Salma Hayek told Oprah Winfrey that she initially felt ashamed and depressed after not speaking out when approached by reporters at the New York Times pursuing the newspaper’s initial bombshell report about Harvey Weinstein.
As a longtime advocate for domestic abuse victims and a host of related issues, Hayek said she felt she had betrayed her own values by staying silent, but the prospect of adding to the chorus initially felt pointless.
“I felt like my pain was so small” compared with that of others, she told Winfrey today at Harlem’s historic Apollo Theatre to cap a day of talks for Winfrey’s SuperSoul Conversations. “I thought, ‘There’s no point for me to talk because it happens to everyone.’ ” She gradually came to realize that “when we come together and unite with each other, it’s not about drama. It’s not about pain.

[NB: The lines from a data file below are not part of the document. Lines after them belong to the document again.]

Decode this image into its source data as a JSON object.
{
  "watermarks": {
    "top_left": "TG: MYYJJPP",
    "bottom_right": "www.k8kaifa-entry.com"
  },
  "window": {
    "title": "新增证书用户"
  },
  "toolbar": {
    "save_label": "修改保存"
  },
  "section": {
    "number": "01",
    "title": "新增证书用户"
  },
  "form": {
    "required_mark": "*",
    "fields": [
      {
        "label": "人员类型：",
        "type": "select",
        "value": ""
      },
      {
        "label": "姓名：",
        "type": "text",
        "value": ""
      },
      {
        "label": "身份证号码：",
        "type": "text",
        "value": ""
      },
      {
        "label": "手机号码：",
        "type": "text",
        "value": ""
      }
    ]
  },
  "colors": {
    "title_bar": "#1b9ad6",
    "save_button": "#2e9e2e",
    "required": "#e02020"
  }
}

It’s about something that can move powerfully and make change happen.”
Two months after declining to participate in the Times story, she wrote a powerful first-person piece for the newspaper detailing allegations of sexual harassment and abuse by Weinstein. The pattern did not include assault but continued for five years, she maintains, around the time of the making and release of the 2002 film Freida. (A rep for Weinstein then issued a statement denying the allegations.)
The emotional and thoughtful half-hour exchange came at the end of the five-hour SuperSoul Conversations. The multi-platform umbrella for her conversations with notable figures feeds a TV show on the OWN cable network, a podcast and a book. Along with Hayek, the guest roster included Jordan Peele, Stephen Colbert, Trevor Noah, Yara Shahidi and Lin-Manuel Miranda.
Hearing Hayek’s explanation of her initial reticence, Winfrey shared an anecdote about being with a group of women in the industry, including Reese Witherspoon and others she declined to name, two days after the initial Weinstein reports had been published. Witherspoon soon would share her own #MeToo story, but other women in that group that day decided not to divulge anything.
Winfrey recalled the body language in the room reminded her of people suffering from the effects of PTSD and reminded her of work she had done with young survivors of abuse. “You’re reacting the way I have seen molested children act because they think they’re the only ones this has happened to,” she remembers thinking.
Hayek, who has branched into producing and dealmaking as she continues to act, said the cumulative effects of the #MeToo movement and initiatives like Time’s Up need to be put in a broader context and seen from a long view.
“Sometimes we underestimate our efforts – everybody’s efforts — and the power it has to change,” she said. “The only reason that this is working right now is not only because women spoke out. It’s also because everybody listened. I think that what happens is that we start making changes and we don’t see the results and we think if the change is not happening. Humans are slow to change.”
In a very Oprah-worthy — but genuine and affecting — moment, she said the incremental work of creating a new reality should be its own reward.
“We have to be brave and excited with not just the result of the change but the little steps and the effort we put in every day,” she said. “You might not see it, but it will happen. And you can’t give up on it.”
While the seriousness of purpose and the depth of feeling onstage never wavered, there were occcasional sardonic moments that displayed Hayek’s wit and sensibility. In expressing the long-term resentment of being mistreated by men — an experience that far predated her dealings with Weinstein — she channeled the messages women are sent in American society.
“We are told, ‘You have to be the Virgin Mary, but you have to do what I say when I say, OK?’ ” she said. ” ‘You have to be attractive but you cannot be too attractive because then you are telling me that I can do whatever I want with you.’ What the f*ck is with you?”
The audience, some members of which had been keeping up a steady stream of interjections like “preach it!” throughout the talk, burst into laughter and applause.